Picture of a whale held up by birds. When Twitter gets overloaded, users see the “Fail Whale” error message.
When Twitter gets overloaded, users see the “Fail Whale” error message.
So what does all of this mean for food and nutrition and knowledge management? Well we are in for a bumpy but exciting ride, notwithstanding the Fail Whale. Fasten that #seatbelt and see you on twitter.com.

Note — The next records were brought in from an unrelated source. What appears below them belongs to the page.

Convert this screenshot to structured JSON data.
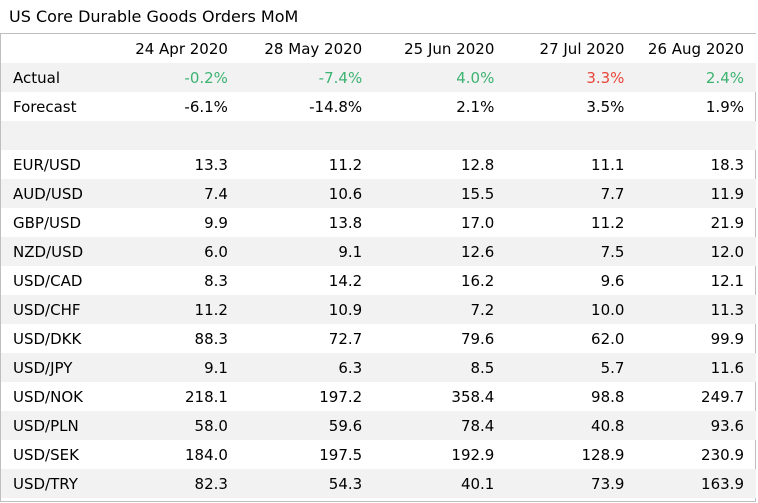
{
  "title": "US Core Durable Goods Orders MoM",
  "colors": {
    "positive": "#3cb371",
    "negative": "#e8463a",
    "shade": "#f2f2f2"
  },
  "headers": [
    "",
    "24 Apr 2020",
    "28 May 2020",
    "25 Jun 2020",
    "27 Jul 2020",
    "26 Aug 2020"
  ],
  "actual": {
    "label": "Actual",
    "values": [
      "-0.2%",
      "-7.4%",
      "4.0%",
      "3.3%",
      "2.4%"
    ],
    "tones": [
      "pos",
      "pos",
      "pos",
      "neg",
      "pos"
    ]
  },
  "forecast": {
    "label": "Forecast",
    "values": [
      "-6.1%",
      "-14.8%",
      "2.1%",
      "3.5%",
      "1.9%"
    ]
  },
  "pairs": [
    {
      "label": "EUR/USD",
      "values": [
        "13.3",
        "11.2",
        "12.8",
        "11.1",
        "18.3"
      ]
    },
    {
      "label": "AUD/USD",
      "values": [
        "7.4",
        "10.6",
        "15.5",
        "7.7",
        "11.9"
      ]
    },
    {
      "label": "GBP/USD",
      "values": [
        "9.9",
        "13.8",
        "17.0",
        "11.2",
        "21.9"
      ]
    },
    {
      "label": "NZD/USD",
      "values": [
        "6.0",
        "9.1",
        "12.6",
        "7.5",
        "12.0"
      ]
    },
    {
      "label": "USD/CAD",
      "values": [
        "8.3",
        "14.2",
        "16.2",
        "9.6",
        "12.1"
      ]
    },
    {
      "label": "USD/CHF",
      "values": [
        "11.2",
        "10.9",
        "7.2",
        "10.0",
        "11.3"
      ]
    },
    {
      "label": "USD/DKK",
      "values": [
        "88.3",
        "72.7",
        "79.6",
        "62.0",
        "99.9"
      ]
    },
    {
      "label": "USD/JPY",
      "values": [
        "9.1",
        "6.3",
        "8.5",
        "5.7",
        "11.6"
      ]
    },
    {
      "label": "USD/NOK",
      "values": [
        "218.1",
        "197.2",
        "358.4",
        "98.8",
        "249.7"
      ]
    },
    {
      "label": "USD/PLN",
      "values": [
        "58.0",
        "59.6",
        "78.4",
        "40.8",
        "93.6"
      ]
    },
    {
      "label": "USD/SEK",
      "values": [
        "184.0",
        "197.5",
        "192.9",
        "128.9",
        "230.9"
      ]
    },
    {
      "label": "USD/TRY",
      "values": [
        "82.3",
        "54.3",
        "40.1",
        "73.9",
        "163.9"
      ]
    }
  ]
}
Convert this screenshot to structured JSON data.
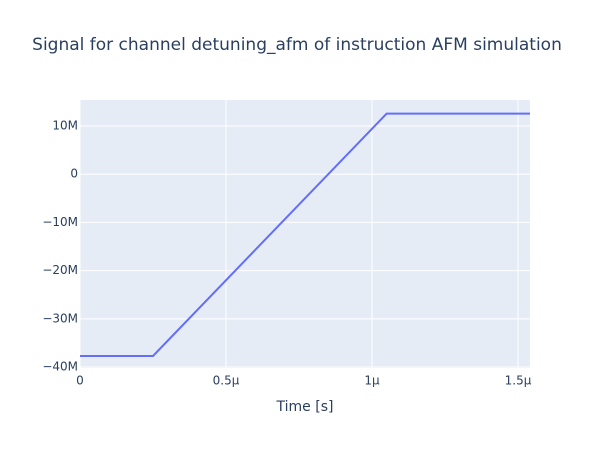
{
  "chart_data": {
    "type": "line",
    "title": "Signal for channel detuning_afm of instruction AFM simulation",
    "x_label": "Time [s]",
    "x": [
      0,
      2.5e-07,
      1.05e-06,
      1.541e-06
    ],
    "series": [
      {
        "color": "#636efa",
        "values": [
          -37700000,
          -37700000,
          12570000,
          12570000
        ]
      }
    ],
    "xlim": [
      0,
      1.541e-06
    ],
    "ylim": [
      -40200000,
      15400000
    ],
    "xticks": [
      0,
      {
        "value": 5e-07,
        "label": "0.5μ"
      },
      {
        "value": 1e-06,
        "label": "1μ"
      },
      {
        "value": 1.5e-06,
        "label": "1.5μ"
      }
    ],
    "yticks": [
      {
        "value": -40000000,
        "label": "−40M"
      },
      {
        "value": -30000000,
        "label": "−30M"
      },
      {
        "value": -20000000,
        "label": "−20M"
      },
      {
        "value": -10000000,
        "label": "−10M"
      },
      0,
      {
        "value": 10000000,
        "label": "10M"
      }
    ],
    "grid": true
  }
}
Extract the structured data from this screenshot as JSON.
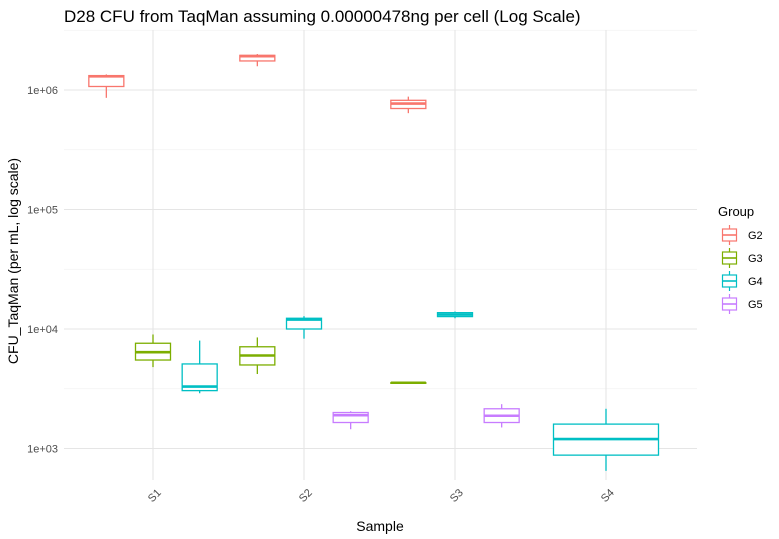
{
  "chart_data": {
    "type": "boxplot",
    "title": "D28 CFU from TaqMan assuming 0.00000478ng per cell (Log Scale)",
    "xlabel": "Sample",
    "ylabel": "CFU_TaqMan (per mL, log scale)",
    "y_scale": "log10",
    "ylim": [
      600,
      3000000
    ],
    "y_ticks": [
      {
        "value": 1000,
        "label": "1e+03"
      },
      {
        "value": 10000,
        "label": "1e+04"
      },
      {
        "value": 100000,
        "label": "1e+05"
      },
      {
        "value": 1000000,
        "label": "1e+06"
      }
    ],
    "categories": [
      "S1",
      "S2",
      "S3",
      "S4"
    ],
    "legend": {
      "title": "Group",
      "position": "right",
      "entries": [
        {
          "name": "G2",
          "color": "#F8766D"
        },
        {
          "name": "G3",
          "color": "#7CAE00"
        },
        {
          "name": "G4",
          "color": "#00BFC4"
        },
        {
          "name": "G5",
          "color": "#C77CFF"
        }
      ]
    },
    "grid": true,
    "boxes": [
      {
        "category": "S1",
        "group": "G2",
        "slot": 0,
        "nslots": 3,
        "min": 860000,
        "q1": 1070000,
        "median": 1300000,
        "q3": 1320000,
        "max": 1350000
      },
      {
        "category": "S1",
        "group": "G3",
        "slot": 1,
        "nslots": 3,
        "min": 4800.0,
        "q1": 5500,
        "median": 6400,
        "q3": 7600,
        "max": 9000
      },
      {
        "category": "S1",
        "group": "G4",
        "slot": 2,
        "nslots": 3,
        "min": 2900,
        "q1": 3050,
        "median": 3300,
        "q3": 5100,
        "max": 8000
      },
      {
        "category": "S2",
        "group": "G2",
        "slot": 0,
        "nslots": 3,
        "min": 1580000,
        "q1": 1750000,
        "median": 1920000,
        "q3": 1950000,
        "max": 2000000
      },
      {
        "category": "S2",
        "group": "G3",
        "slot": 0,
        "nslots": 3,
        "min": 4200,
        "q1": 5000,
        "median": 6000,
        "q3": 7100,
        "max": 8500
      },
      {
        "category": "S2",
        "group": "G4",
        "slot": 1,
        "nslots": 3,
        "min": 8300,
        "q1": 10000,
        "median": 12000,
        "q3": 12300,
        "max": 12800
      },
      {
        "category": "S2",
        "group": "G5",
        "slot": 2,
        "nslots": 3,
        "min": 1450,
        "q1": 1650,
        "median": 1900,
        "q3": 2000,
        "max": 2050
      },
      {
        "category": "S3",
        "group": "G2",
        "slot": 0,
        "nslots": 3,
        "min": 640000,
        "q1": 700000,
        "median": 770000,
        "q3": 820000,
        "max": 880000
      },
      {
        "category": "S3",
        "group": "G3",
        "slot": 0,
        "nslots": 3,
        "min": 3550,
        "q1": 3550,
        "median": 3550,
        "q3": 3550,
        "max": 3550
      },
      {
        "category": "S3",
        "group": "G4",
        "slot": 1,
        "nslots": 3,
        "min": 12300,
        "q1": 12700,
        "median": 13200,
        "q3": 13700,
        "max": 14000
      },
      {
        "category": "S3",
        "group": "G5",
        "slot": 2,
        "nslots": 3,
        "min": 1500,
        "q1": 1650,
        "median": 1880,
        "q3": 2150,
        "max": 2350
      },
      {
        "category": "S4",
        "group": "G4",
        "slot": 0,
        "nslots": 1,
        "min": 650,
        "q1": 880,
        "median": 1200,
        "q3": 1600,
        "max": 2150
      }
    ]
  }
}
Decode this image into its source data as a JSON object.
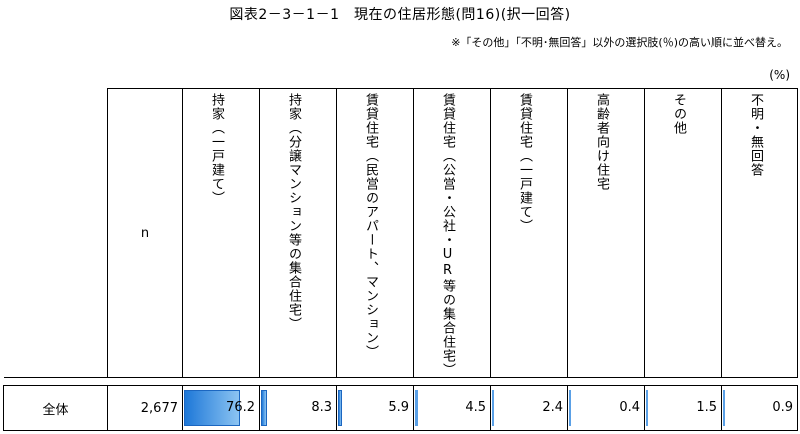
{
  "title": "図表2－3－1－1　現在の住居形態(問16)(択一回答)",
  "note": "※「その他」「不明･無回答」以外の選択肢(％)の高い順に並べ替え。",
  "unit": "(%)",
  "n_header": "n",
  "columns": [
    {
      "label": "持家（一戸建て）"
    },
    {
      "label": "持家（分譲マンション等の集合住宅）"
    },
    {
      "label": "賃貸住宅（民営のアパート、マンション）"
    },
    {
      "label": "賃貸住宅（公営・公社・UR等の集合住宅）"
    },
    {
      "label": "賃貸住宅（一戸建て）"
    },
    {
      "label": "高齢者向け住宅"
    },
    {
      "label": "その他"
    },
    {
      "label": "不明・無回答"
    }
  ],
  "rows": [
    {
      "label": "全体",
      "n": "2,677",
      "values": [
        "76.2",
        "8.3",
        "5.9",
        "4.5",
        "2.4",
        "0.4",
        "1.5",
        "0.9"
      ]
    }
  ],
  "chart_data": {
    "type": "table",
    "categories": [
      "持家（一戸建て）",
      "持家（分譲マンション等の集合住宅）",
      "賃貸住宅（民営のアパート、マンション）",
      "賃貸住宅（公営・公社・UR等の集合住宅）",
      "賃貸住宅（一戸建て）",
      "高齢者向け住宅",
      "その他",
      "不明・無回答"
    ],
    "series": [
      {
        "name": "全体",
        "values": [
          76.2,
          8.3,
          5.9,
          4.5,
          2.4,
          0.4,
          1.5,
          0.9
        ]
      }
    ],
    "ylim": [
      0,
      100
    ],
    "bar_color": "#1e78d8"
  }
}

Bruce Cogill is the program leader for Nutrition and Marketing of Diversity at the Rome headquarters of Bioversity International. He has an extensive experience in management, food and nutrition policy, research, programs and practice. He holds a Ph.D. and Master’s degrees from Cornell University in the U.S.A. where he studied International Nutrition and Agricultural Economics and an undergraduate degree from Australia in Food Science and Technology. He has consulted on food and nutrition for Universities, the UN, the World Bank and others. His experience includes appointments as the Chief of Nutrition at USAID Washington where he championed the nutrition effort for the Feed the Future and the Global Health Initiative. He was coordinator for the IASC Global Nutrition Cluster at UNICEF where he coordinated over 37 NGOs, academic, UN and technical agencies in the food and nutrition preparedness and response to emergencies. In addition, he spearheaded the successful FANTA and A2Z projects and USAID’s efforts in research and programming for nutrition and food security, HIV, micronutrients and in the community management of severe and moderate acute malnutrition. He has contributed to strategy developments for large donors and served on technical committees and recently was on the Board of the Micronutrient Initiative, GAIN Alliance, and the Chair of the Steering Committee for the Health and Nutrition Tracking Service at WHO. He has lived and worked in several countries including Mozambique, Kenya, and Papua New Guinea. He has published extensively ranging from practical guides and reviews to articles in peer reviewed journals including one of the most popular guides on anthropometry. He has appeared on television news programs and in print as an authority on international nutrition.